A Manhattan garage attendant who was shot twice while confronting an alleged thief on the job has been charged with murder after he grabbed a gun and used it to shoot the suspect.
Night worker Moussa Diarra, 57, was slapped with assault and criminal possession of a weapon in Saturday’s incident, which occurred around 5:30 a.m.
The New York Post reported that the flight attendant saw a man staring at car windows on the second floor of a West 31st Street garage.
Believing the man was stealing, the flight attendant brought the suspect outside and asked what was in his bag.
Rather than slow down or cooperate, the man pulled out a gun.
The accident occurred in a downtown parking garage on West 31st Street in Manhattan

Both men, including the one acting in self-defense, are charged with attempted murder
Diarra lunged for the gun and it exploded, giving him a gash in the stomach and a concussion in the ear before he was able to point the firearms at the alleged robber and shoot him in the chest.
Police said the perpetrator, Charles Ruddy, 59, was also charged with attempted murder, assault and criminal possession of a weapon, as well as burglary.
The charges against Diarra have left many baffled and outraged, as they are reminiscent of the case against a Manhattan bodega clerk, Jose Alba, who was charged with murder after a fatal July 1 encounter with an angry customer who accused him of murder.
A friend of Diarra’s family was furious: “This is self-defense. The man tried to steal his business. Why would the DA want to charge him with attempted murder?” Mariam Diarra, who has nothing to do with the owner, said.
“He’s there for security. That’s literally his job, to defend his business… He takes his job seriously… There’s no place for a murder charge there.” He (the thief) has come to find him at his job with his gun, and (the servant) has to fend for himself. Himself.”
Another garage worker near Moynihan train station was shocked and disturbed by the accusations:
‘you are kidding.
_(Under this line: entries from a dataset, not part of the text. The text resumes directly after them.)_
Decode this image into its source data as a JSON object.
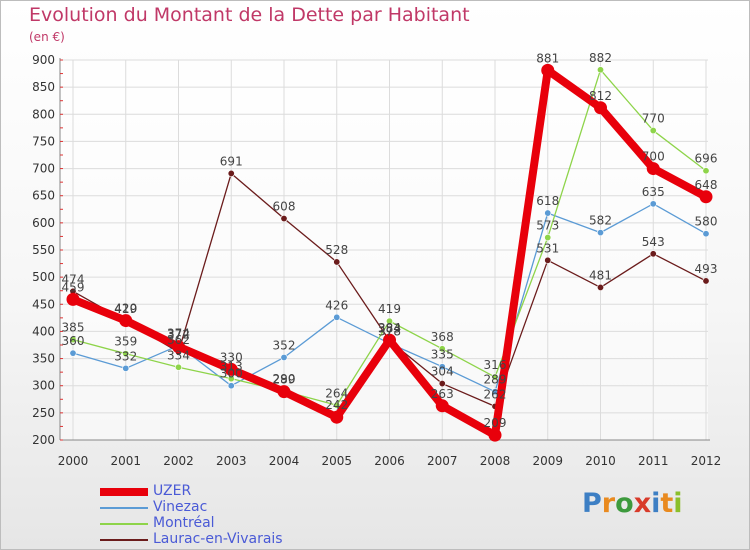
{
  "title": "Evolution du Montant de la Dette par Habitant",
  "unit": "(en €)",
  "logo": {
    "letters": [
      "P",
      "r",
      "o",
      "x",
      "i",
      "t",
      "i"
    ],
    "colors": [
      "#3d7fc4",
      "#e98a1f",
      "#3d9a3d",
      "#d83a2a",
      "#3d7fc4",
      "#e98a1f",
      "#8bbf2a"
    ]
  },
  "chart_data": {
    "type": "line",
    "categories": [
      "2000",
      "2001",
      "2002",
      "2003",
      "2004",
      "2005",
      "2006",
      "2007",
      "2008",
      "2009",
      "2010",
      "2011",
      "2012"
    ],
    "ylim": [
      200,
      900
    ],
    "yticks": [
      200,
      250,
      300,
      350,
      400,
      450,
      500,
      550,
      600,
      650,
      700,
      750,
      800,
      850,
      900
    ],
    "grid": true,
    "legend_position": "bottom-left",
    "series": [
      {
        "name": "UZER",
        "color": "#e8000b",
        "values": [
          459,
          420,
          372,
          330,
          289,
          242,
          384,
          263,
          209,
          881,
          812,
          700,
          648
        ]
      },
      {
        "name": "Vinezac",
        "color": "#5b9bd5",
        "values": [
          360,
          332,
          374,
          300,
          352,
          426,
          378,
          335,
          289,
          618,
          582,
          635,
          580
        ]
      },
      {
        "name": "Montréal",
        "color": "#8ed44a",
        "values": [
          385,
          359,
          334,
          313,
          290,
          264,
          419,
          368,
          316,
          573,
          882,
          770,
          696
        ]
      },
      {
        "name": "Laurac-en-Vivarais",
        "color": "#6b1c1c",
        "values": [
          474,
          419,
          362,
          691,
          608,
          528,
          383,
          304,
          262,
          531,
          481,
          543,
          493
        ]
      }
    ]
  }
}
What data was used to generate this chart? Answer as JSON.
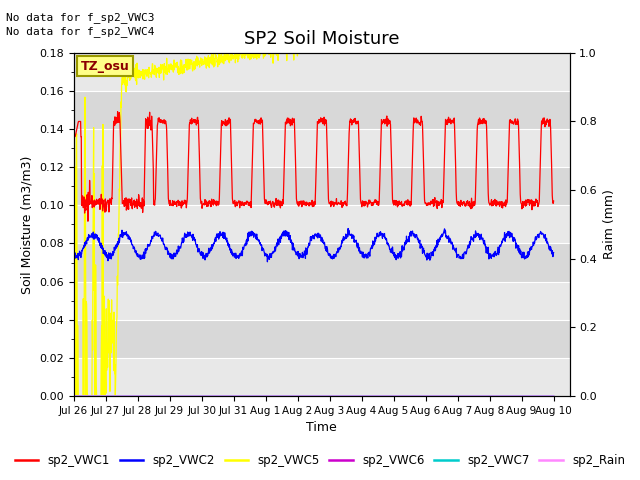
{
  "title": "SP2 Soil Moisture",
  "ylabel_left": "Soil Moisture (m3/m3)",
  "ylabel_right": "Raim (mm)",
  "xlabel": "Time",
  "note1": "No data for f_sp2_VWC3",
  "note2": "No data for f_sp2_VWC4",
  "tz_label": "TZ_osu",
  "ylim_left": [
    0.0,
    0.18
  ],
  "ylim_right": [
    0.0,
    1.0
  ],
  "background_color": "#ffffff",
  "plot_bg_color": "#d8d8d8",
  "stripe_color": "#e8e8e8",
  "tick_dates": [
    "Jul 26",
    "Jul 27",
    "Jul 28",
    "Jul 29",
    "Jul 30",
    "Jul 31",
    "Aug 1",
    "Aug 2",
    "Aug 3",
    "Aug 4",
    "Aug 5",
    "Aug 6",
    "Aug 7",
    "Aug 8",
    "Aug 9",
    "Aug 10"
  ],
  "tick_positions": [
    0,
    1,
    2,
    3,
    4,
    5,
    6,
    7,
    8,
    9,
    10,
    11,
    12,
    13,
    14,
    15
  ],
  "vwc1_color": "#ff0000",
  "vwc2_color": "#0000ff",
  "vwc5_color": "#ffff00",
  "vwc6_color": "#cc00cc",
  "vwc7_color": "#00cccc",
  "rain_color": "#ff88ff",
  "vwc1_base": 0.101,
  "vwc1_peak": 0.144,
  "vwc2_base": 0.079,
  "vwc5_steady": 0.172,
  "xlim": [
    0,
    15.5
  ]
}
This is an April Fool’s Day joke, right? the person asked. “How can a diligent man be arrested for defending himself?”
This past July, it was six days before Alba was released from prison on Rikers Island, and Alvin Bragg dropped the murder charge after a public pressure campaign to do so.
The publication reported that a police officer who had been told of the attempted murder charge said, “People like Alvin Bragg have made this city unsafe and this worker is a victim standing up for himself.”
Another officer joked that the thief would have been better off being caught stealing because Bragg likely wouldn’t have pressed any sort of standing charge.
“The ironic thing is if he had just robbed the garage and got caught, Bragg would have let him go, but now he wants to charge both of them,” he said.
Both the host and the suspected robber live in Manhattan and were taken to Bellevue Hospital in stable condition after the incident.

The statistics paint a grim picture of the city’s efforts to tackle crime, which has soared since the pandemic

Manhattan D.A. Alvin Bragg has been charged with leniency in crime and failure to prosecute criminals who lead New York City’s crime statistics

An officer who discovered the charges against Diarra said: “People like Alvin Bragg have made this city unsafe and this worker is a victim standing up for himself.”
Last week, Manhattan da Prague oversaw the indictment of former President Donald Trump, an action many described as stunning political overreach from an office that often seeks to soften, not amplify, accusations.
Bragg’s complacency when it comes to street criminals is part of the reason New York City’s crime rate continues to rise despite repeated promises from the city council that the Adams administration is working to get the issue under control.
Crime statistics released in January paint a grim picture of the city’s efforts to tackle crime, which has soared since the pandemic.
The data shows that rapes, robberies, and assaults are all up from last year, reaching highs not seen in decades in both 2020 and 2021.
The rape rate — which rose in 2020 when the streets were empty and unemployment rife due to disruptions from the coronavirus — is up 7 percent, with more than 120 happening this year from last year.
Meanwhile, thefts are up a shocking 20 percent, despite recent measures taken by Adams, 62, to increase the police presence across the city.
Meanwhile, assaults and thefts across the city showed a similar uptick, with criminal assaults up 12 percent — 26,039 incidents this year compared to 22,835 incidents last year — and burglaries up 25 percent.
All other crime categories — including grand theft and auto theft — showed similar hikes except for homicide, despite the nearly three-year-old epidemic that has now begun.